La Danimarca, ben conscia di queste dinamiche, sta quindi facendosi pioniera di un nuovo metodo per “curare il morbo dell’odio e del fanatismo religioso“, forte anche del fatto di essere il secondo Paese europeo per numero di foreign fighters forniti all’Isis dopo il Belgio, in rapporto percentuale rispetto alla popolazione totale. Il progetto, che ha preso il nome di Modello Aarhus, punta a de-radicalizzare i terroristi ed i potenziali tali, incrementando il legame di fiducia tra le autorità del Paese e gli stessi circoli sociali che si fanno promotori di ideologie di matrice fondamentalista e reazionaria. Lo stesso commissario di polizia Jørgen Ilum, che ha contribuito attivamente alla realizzazione del programma, ha dichiarato che gli attacchi di Copenhagen sono un campanello d’allarme che rendono evidente l’importanza di rintracciare, e mantenere i contatti con, i foreign fighters scandinavi impegnati in Iraq, Siria e Somalia.

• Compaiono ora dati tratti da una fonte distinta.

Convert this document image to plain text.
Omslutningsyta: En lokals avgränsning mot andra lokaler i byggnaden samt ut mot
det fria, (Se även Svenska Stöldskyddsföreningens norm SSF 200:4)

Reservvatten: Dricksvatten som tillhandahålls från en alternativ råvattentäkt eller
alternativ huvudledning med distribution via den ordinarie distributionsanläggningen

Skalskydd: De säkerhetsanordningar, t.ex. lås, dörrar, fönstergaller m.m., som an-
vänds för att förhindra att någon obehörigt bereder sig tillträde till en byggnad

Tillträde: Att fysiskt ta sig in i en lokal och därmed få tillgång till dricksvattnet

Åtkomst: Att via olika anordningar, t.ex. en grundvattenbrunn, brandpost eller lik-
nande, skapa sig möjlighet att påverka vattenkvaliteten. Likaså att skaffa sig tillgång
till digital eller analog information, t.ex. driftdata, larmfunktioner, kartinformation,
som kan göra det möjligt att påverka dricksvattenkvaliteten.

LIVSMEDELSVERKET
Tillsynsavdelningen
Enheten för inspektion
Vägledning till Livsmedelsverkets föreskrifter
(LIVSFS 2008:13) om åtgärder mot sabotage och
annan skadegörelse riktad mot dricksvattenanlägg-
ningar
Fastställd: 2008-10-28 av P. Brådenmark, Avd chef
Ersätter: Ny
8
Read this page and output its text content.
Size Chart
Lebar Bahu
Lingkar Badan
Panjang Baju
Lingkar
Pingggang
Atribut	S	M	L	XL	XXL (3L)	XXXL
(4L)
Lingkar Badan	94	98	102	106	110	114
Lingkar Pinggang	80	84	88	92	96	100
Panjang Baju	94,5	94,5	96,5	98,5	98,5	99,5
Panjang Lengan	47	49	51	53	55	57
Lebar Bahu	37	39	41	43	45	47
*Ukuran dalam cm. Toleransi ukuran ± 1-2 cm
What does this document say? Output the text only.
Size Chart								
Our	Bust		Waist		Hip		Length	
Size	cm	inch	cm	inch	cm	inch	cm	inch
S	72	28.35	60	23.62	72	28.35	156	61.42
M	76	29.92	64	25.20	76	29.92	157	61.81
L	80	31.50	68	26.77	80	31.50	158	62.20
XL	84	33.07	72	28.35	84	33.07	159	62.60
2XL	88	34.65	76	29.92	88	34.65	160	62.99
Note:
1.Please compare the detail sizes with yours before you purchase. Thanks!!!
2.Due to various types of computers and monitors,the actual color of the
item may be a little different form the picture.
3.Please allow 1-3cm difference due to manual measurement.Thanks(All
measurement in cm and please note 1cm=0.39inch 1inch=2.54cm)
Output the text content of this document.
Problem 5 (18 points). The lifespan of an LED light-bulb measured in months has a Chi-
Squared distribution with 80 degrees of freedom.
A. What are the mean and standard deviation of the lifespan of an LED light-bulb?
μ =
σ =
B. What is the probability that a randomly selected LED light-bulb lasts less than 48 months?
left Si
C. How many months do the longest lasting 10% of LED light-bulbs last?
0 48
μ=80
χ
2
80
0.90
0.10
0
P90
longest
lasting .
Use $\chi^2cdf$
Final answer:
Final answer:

Lo stesso Jørgen Ilum ha affermato che “è troppo presto per dire quali saranno le conseguenze, politiche o di altra natura, che gli attacchi di Copenhagen avranno sul nostro programma. Ma per ciò che abbiamo visto finora, funziona”. Il Modello Aarhus prevede l’affidamento degli ex jihadisti desiderosi di tornare in società a dei mentori specializzati, incaricati di valutarne i progressi, e prevede un percorso nel quale l’ex fondamentalista riceve anche supporto psicologico. Una parte controversa del programma consiste anche nel mantenere i contatti con la moschea di Grimhojvej operativa ad Aarhus, la seconda città più popolosa della Danimarca dopo Copenhagen (nonché la città che dà il nome al progetto), nota per le sue opere di propaganda a favore dell’Isis, nonché canale aperto con contatti diretti con i fondamentalisti islamici militanti.

Magnus Ranstorp, esperto svedese di terrorismo ed anti-terrorismo, nonché direttore di diversi programmi europei mirati a contrastare l’insorgere di minacce terroristiche, e coordinatore dell’EU’s Radicalisation Awareness Network (un’organizzazione di circa 1.300 esperti quotidianamente impegnati a contrastare ogni forma di estremismo politico e religioso), ha dichiarato a proposito di questo programma che “il modo migliore per immunizzare i ragazzi contro i pericoli delle droghe, è quello di mettere un ex tossicodipendente davanti alla classe”.

La Scandinavia è molto attiva nei confronti di queste problematiche, ed i modelli all’avanguardia adottati in particolare dalla Danimarca rappresentano il top dell’eccellenza in Europa in relazione al contrasto della propaganda ideologica dell’Isis. Ranstorp ricorda che anche la Norvegia sta contribuendo fortemente alla “lotta intelligente al fanatismo”, proponendo l’esempio dei 5.000 musulmani impegnati in una grande manifestazione per le strade del Paese che ha avuto luogo l’estate scorsa, ed ha visto nel corteo anche la presenza del Primo Ministro norvegese.

Slogan come “Non nel nome dell’Islam” e “Insieme contro il terrore, insieme per la pace” rappresentano, secondo Ranstorp, lo standard di riferimento al quale attenersi per la lotta al fondamentalismo religioso. Un morbo da combattersi non tanto nella sua forma sviluppata ed incancrenita con le bombe ed i fucili, ma prima ancora nella sua forma embrionale, debellandolo dalle menti stesse dei ragazzi. Per liberarle dalla fatale suggestione che il terrorismo, ed il fanatismo religioso, possano rappresentare in qualche modo una risposta plausibile ai problemi del mondo.